Google further alleged that the CCI’s order does not refer to any specific clause which asks OEMs to make their apps the default apps in the devices. Google’s lawyer Arun Kathpalia said, “This whole bogey of wrong is nothing but just bogey, with no analysis and no enquiry.”
The senior counsel further stated that CCI has come to conclusions on many aspects of the app without having enquired with the end user. He cited the example of Google Search, a leading search engine. He argued that while CCI concluded that making Google Search the default search engine facilitates in maintaining dominance of Google in search services, it did not conduct any enquiries with end users on why they prefer Google Search over other search engines.
Background of the case
In 2018, Android users alleged before CCI that Google was abusing its dominant position in the mobile operating system-related market in contravention of the provisions of the Competition Act, 2022. It was alleged that Google asking device manufacturers to preinstall the entire GMS suite under MADA is an unfair condition.
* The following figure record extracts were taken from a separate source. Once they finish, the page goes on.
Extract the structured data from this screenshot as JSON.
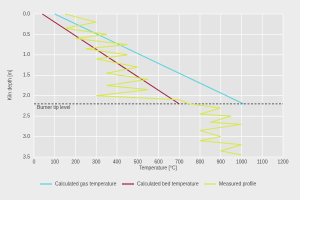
{
  "chart_data": {
    "type": "line",
    "xlabel": "Temperature [°C]",
    "ylabel": "Kiln depth [m]",
    "xlim": [
      0,
      1200
    ],
    "xticks": [
      0,
      100,
      200,
      300,
      400,
      500,
      600,
      700,
      800,
      900,
      1000,
      1100,
      1200
    ],
    "ylim": [
      0,
      3.5
    ],
    "y_inverted": true,
    "yticks": [
      {
        "value": 0,
        "label": "0.0"
      },
      0.5,
      {
        "value": 1,
        "label": "1.0"
      },
      1.5,
      {
        "value": 2,
        "label": "2.0"
      },
      2.5,
      {
        "value": 3,
        "label": "3.0"
      },
      3.5
    ],
    "grid": true,
    "annotation": {
      "text": "Burner tip level",
      "value": 2.2
    },
    "series": [
      {
        "name": "Calculated gas temperature",
        "color": "#5fd3dc",
        "x": [
          100,
          1010
        ],
        "values": [
          0,
          2.2
        ]
      },
      {
        "name": "Calculated bed temperature",
        "color": "#a0203a",
        "x": [
          40,
          700
        ],
        "values": [
          0,
          2.2
        ]
      },
      {
        "name": "Measured profile",
        "color": "#d8e84a",
        "x": [
          150,
          300,
          150,
          350,
          200,
          450,
          250,
          450,
          300,
          500,
          350,
          550,
          350,
          550,
          300,
          700,
          750,
          900,
          800,
          950,
          850,
          1000,
          800,
          900,
          800,
          1000,
          900,
          1000
        ],
        "values": [
          0,
          0.2,
          0.35,
          0.5,
          0.6,
          0.75,
          0.85,
          1.0,
          1.1,
          1.3,
          1.45,
          1.6,
          1.75,
          1.85,
          2.0,
          2.1,
          2.2,
          2.3,
          2.45,
          2.5,
          2.65,
          2.7,
          2.85,
          3.0,
          3.1,
          3.2,
          3.35,
          3.45
        ]
      }
    ]
  }
}
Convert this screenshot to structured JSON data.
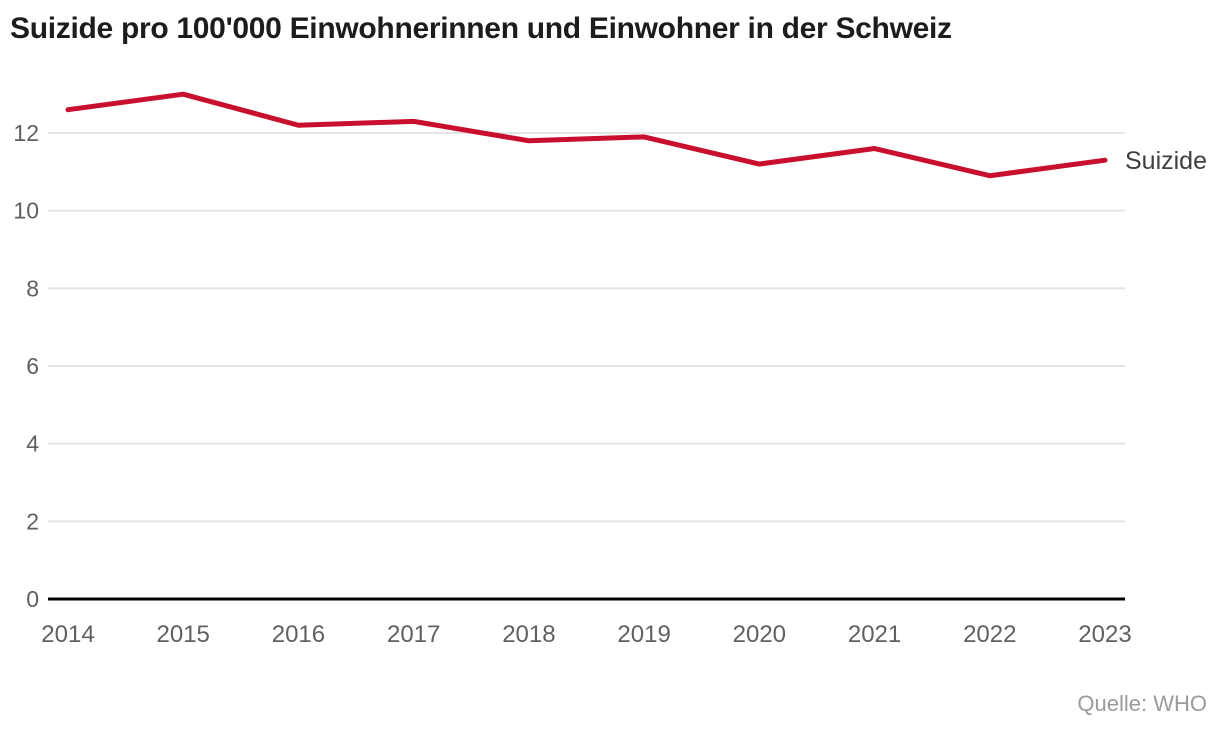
{
  "page": {
    "title": "Suizide pro 100'000 Einwohnerinnen und Einwohner in der Schweiz",
    "source": "Quelle: WHO"
  },
  "chart_data": {
    "type": "line",
    "title": "Suizide pro 100'000 Einwohnerinnen und Einwohner in der Schweiz",
    "source": "Quelle: WHO",
    "categories": [
      "2014",
      "2015",
      "2016",
      "2017",
      "2018",
      "2019",
      "2020",
      "2021",
      "2022",
      "2023"
    ],
    "series": [
      {
        "name": "Suizide",
        "values": [
          12.6,
          13.0,
          12.2,
          12.3,
          11.8,
          11.9,
          11.2,
          11.6,
          10.9,
          11.3
        ],
        "color": "#c8102e"
      }
    ],
    "xlabel": "",
    "ylabel": "",
    "yticks": [
      0,
      2,
      4,
      6,
      8,
      10,
      12
    ],
    "ylim": [
      0,
      13.5
    ],
    "grid": true,
    "legend_position": "right-of-line",
    "colors": {
      "line": "#c8102e",
      "grid": "#e4e4e4",
      "axis": "#000000",
      "tick_label": "#606060",
      "series_label": "#3f3f3f",
      "title": "#1c1c1c",
      "source": "#9b9b9b",
      "background": "#ffffff"
    }
  }
}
CCI subsequently ordered an investigation by the DG of its investigative arm on this issue.
CCI, in 2019, expressed a prima facie opinion that mandatory pre-installation of the entire GMS suite under MADA amounted to imposition of unfair conditions on device manufacturers.
On October 20, 2022, CCI, based on the DG’s report and other documents filed by both sides, concluded that Google was abusing its dominant position in multiple markets in the Android mobile device ecosystem.
CCI held that Google can neither force OEMs of smart devices to preinstall its apps nor restrict users from uninstalling such apps. Furthermore, it asked the US-based company not to offer any incentives to OEMs to comply with its conditions.
Google moved the NCLAT in January, but failed to get immediate relief. The company then approached the Supreme Court against the tribunal's decision. While the apex court refused to intervene in the case, it asked NCLAT to decide on the matter by March 31, 2023.
On February 15, Google argued that the anti-trust regulator's order suffers from "confirmation bias" and is based on a similar order issued by the European Commission in 2018.
On February 16, the tech giant argued that CCI is based on flawed investigation.
The tribunal began its hearing in the case on February 15, and will continue hearing the case on February 27. The bench, earlier in the day, indicated that it will consider applications for intervention by companies which are affected by the alleged abusive policies of Google.